LLM in jupyterhub

You can easily experiment with LLMs in jupyterhub. We provide the managed one, or you can run your own.

Make sure your /home/jovyan volume is large enough to hold the LLM model (which usually reaches hundreds GB), and ask admins to extend it if nesessary.

Run a jupyter pod with enough memory and cores for your model and appropriate GPU type.

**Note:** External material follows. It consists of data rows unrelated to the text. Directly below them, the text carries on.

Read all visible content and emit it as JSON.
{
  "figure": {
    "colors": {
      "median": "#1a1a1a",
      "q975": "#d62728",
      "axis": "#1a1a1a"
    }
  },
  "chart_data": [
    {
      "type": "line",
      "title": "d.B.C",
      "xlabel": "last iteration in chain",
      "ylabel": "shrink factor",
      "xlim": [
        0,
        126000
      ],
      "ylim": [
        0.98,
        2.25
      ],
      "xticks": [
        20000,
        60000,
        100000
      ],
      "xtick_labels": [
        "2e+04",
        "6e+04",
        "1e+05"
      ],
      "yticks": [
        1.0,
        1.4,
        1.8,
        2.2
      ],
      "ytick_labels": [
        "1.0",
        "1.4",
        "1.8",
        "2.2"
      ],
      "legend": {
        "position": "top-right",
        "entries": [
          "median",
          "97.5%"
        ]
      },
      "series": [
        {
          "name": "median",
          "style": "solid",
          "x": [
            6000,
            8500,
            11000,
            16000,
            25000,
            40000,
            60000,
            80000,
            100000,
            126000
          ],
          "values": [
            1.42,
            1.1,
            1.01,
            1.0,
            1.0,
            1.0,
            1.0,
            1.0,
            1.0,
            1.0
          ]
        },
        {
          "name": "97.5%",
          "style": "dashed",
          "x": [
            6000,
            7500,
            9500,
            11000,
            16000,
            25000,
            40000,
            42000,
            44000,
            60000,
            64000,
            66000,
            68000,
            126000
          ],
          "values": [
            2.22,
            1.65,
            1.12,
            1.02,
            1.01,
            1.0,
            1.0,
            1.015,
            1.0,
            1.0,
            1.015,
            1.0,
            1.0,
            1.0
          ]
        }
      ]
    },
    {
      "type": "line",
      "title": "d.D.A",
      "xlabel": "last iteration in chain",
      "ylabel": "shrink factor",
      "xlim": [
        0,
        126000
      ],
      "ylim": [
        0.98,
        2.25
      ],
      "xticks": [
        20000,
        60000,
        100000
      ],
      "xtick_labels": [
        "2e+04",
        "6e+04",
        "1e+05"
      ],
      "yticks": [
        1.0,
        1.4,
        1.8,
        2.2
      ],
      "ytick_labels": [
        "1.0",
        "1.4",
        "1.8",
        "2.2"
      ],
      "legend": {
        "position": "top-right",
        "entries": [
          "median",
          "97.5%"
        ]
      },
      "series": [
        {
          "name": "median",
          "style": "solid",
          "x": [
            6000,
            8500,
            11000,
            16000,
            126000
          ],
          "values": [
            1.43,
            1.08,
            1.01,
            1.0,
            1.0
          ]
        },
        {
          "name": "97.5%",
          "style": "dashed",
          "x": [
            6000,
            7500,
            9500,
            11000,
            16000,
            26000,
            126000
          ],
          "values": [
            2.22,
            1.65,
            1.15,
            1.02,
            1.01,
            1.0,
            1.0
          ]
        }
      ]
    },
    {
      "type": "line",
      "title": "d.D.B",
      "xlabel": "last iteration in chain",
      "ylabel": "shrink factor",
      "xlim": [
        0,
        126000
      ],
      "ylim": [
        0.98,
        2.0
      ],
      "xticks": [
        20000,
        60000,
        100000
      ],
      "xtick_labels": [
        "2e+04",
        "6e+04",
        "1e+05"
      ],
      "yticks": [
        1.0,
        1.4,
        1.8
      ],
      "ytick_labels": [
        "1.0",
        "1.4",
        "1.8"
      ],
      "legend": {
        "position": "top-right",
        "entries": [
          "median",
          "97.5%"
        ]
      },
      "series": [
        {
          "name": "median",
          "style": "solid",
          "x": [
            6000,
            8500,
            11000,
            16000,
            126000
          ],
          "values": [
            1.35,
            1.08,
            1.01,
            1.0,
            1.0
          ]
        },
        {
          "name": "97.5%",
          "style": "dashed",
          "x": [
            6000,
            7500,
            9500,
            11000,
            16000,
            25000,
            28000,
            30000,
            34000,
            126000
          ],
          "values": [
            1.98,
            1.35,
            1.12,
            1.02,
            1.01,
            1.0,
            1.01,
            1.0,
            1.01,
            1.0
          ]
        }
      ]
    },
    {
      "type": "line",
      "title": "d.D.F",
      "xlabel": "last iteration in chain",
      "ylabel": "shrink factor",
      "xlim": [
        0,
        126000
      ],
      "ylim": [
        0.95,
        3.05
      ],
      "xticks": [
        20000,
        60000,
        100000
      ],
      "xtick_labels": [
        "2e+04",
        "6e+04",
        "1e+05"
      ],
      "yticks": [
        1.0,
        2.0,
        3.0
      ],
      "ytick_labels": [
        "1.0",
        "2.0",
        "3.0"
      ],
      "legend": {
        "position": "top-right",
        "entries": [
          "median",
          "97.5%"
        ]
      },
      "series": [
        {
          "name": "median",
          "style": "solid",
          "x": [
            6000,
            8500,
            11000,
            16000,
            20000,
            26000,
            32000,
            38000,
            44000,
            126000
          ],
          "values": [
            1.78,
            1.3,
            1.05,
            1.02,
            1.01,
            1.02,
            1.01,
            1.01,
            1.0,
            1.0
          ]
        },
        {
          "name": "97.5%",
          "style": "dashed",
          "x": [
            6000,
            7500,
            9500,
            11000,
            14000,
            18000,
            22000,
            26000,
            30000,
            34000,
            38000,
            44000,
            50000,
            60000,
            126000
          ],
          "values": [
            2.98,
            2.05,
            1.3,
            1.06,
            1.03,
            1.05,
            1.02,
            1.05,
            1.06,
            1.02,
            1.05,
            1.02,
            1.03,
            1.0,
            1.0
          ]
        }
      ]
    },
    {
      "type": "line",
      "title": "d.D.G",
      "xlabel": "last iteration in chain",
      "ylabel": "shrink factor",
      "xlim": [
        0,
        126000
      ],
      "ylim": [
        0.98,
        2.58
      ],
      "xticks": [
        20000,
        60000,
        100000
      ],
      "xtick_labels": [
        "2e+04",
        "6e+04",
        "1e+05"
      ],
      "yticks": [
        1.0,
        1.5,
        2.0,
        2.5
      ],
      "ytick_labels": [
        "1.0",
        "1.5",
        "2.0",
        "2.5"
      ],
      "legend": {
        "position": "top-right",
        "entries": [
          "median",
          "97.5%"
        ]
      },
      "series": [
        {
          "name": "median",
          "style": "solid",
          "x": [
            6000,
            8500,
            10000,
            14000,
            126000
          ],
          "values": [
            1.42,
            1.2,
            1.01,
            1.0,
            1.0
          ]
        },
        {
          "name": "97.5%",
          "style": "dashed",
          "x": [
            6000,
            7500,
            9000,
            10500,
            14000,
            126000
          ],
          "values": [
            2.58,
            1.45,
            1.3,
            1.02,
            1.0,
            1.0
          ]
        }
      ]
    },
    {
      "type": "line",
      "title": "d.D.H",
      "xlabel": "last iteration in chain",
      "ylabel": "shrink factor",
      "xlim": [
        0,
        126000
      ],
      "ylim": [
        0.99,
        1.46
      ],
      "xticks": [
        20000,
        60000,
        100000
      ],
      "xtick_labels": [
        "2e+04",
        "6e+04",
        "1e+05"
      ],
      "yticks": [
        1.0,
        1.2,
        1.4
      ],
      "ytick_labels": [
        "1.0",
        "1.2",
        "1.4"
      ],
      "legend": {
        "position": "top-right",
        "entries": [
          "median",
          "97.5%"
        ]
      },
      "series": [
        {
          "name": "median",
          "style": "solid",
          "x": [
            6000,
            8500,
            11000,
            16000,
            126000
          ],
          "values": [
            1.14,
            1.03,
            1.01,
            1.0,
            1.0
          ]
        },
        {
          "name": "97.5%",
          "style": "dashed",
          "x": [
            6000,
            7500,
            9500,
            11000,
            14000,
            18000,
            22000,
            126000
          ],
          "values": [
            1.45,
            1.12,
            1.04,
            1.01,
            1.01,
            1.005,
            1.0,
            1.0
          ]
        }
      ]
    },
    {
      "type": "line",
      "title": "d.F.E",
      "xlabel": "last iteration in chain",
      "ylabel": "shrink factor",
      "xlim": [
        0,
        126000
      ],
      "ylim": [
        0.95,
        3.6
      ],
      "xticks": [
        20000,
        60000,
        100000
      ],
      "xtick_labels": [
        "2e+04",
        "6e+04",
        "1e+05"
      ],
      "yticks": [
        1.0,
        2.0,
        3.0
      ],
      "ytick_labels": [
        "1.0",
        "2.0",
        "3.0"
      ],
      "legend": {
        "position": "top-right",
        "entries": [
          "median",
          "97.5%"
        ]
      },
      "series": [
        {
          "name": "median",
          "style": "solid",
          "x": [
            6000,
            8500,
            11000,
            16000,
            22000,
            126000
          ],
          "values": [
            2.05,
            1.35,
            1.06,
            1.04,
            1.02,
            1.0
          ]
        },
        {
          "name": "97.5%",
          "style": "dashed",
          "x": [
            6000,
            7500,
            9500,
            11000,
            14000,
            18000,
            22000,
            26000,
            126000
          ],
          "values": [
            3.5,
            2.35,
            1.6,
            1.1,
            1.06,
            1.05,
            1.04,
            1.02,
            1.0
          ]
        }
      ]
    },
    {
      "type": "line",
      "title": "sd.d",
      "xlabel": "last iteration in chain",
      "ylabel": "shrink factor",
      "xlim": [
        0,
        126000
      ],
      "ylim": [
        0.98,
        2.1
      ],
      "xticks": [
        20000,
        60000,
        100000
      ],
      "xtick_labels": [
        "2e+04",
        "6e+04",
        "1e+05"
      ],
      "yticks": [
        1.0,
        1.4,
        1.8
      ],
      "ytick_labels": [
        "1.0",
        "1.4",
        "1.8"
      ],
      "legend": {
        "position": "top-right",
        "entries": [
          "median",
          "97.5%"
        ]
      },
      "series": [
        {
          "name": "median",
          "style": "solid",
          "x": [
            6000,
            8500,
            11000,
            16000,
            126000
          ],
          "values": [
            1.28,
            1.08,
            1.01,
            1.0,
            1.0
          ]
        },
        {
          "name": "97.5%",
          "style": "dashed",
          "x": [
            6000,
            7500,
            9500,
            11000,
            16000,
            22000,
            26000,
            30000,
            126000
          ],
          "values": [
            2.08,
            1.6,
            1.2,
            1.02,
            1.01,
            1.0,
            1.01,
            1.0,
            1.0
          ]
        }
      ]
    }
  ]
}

Install the huggingface interface:

!pip install --user --upgrade diffusers accelerate transformers

Then run stable diffusion in python to generate an image:

from diffusers import StableDiffusionPipeline
import torch

model_id = "runwayml/stable-diffusion-v1-5"
pipe = StableDiffusionPipeline.from_pretrained(model_id, torch_dtype=torch.float16)
pipe = pipe.to("cuda")

prompt = "An astronaut riding a horse, painting in Dali style"
image = pipe(prompt).images[0]  


Or do text generation:

from transformers import AutoTokenizer, AutoModelForCausalLM

tokenizer = AutoTokenizer.from_pretrained("mistralai/Mistral-7B-v0.1")
model = AutoModelForCausalLM.from_pretrained("mistralai/Mistral-7B-v0.1")

prompt = "Hey, are you conscious? Can you talk to me?"
inputs = tokenizer(prompt, return_tensors="pt")

# Generate
generate_ids = model.generate(inputs.input_ids, max_length=30)
tokenizer.batch_decode(generate_ids, skip_special_tokens=True, clean_up_tokenization_spaces=False)[0]

Each model comes with documentation on how to use one.

The model files will be cached in /home/jovyan/.cache/huggingface folder.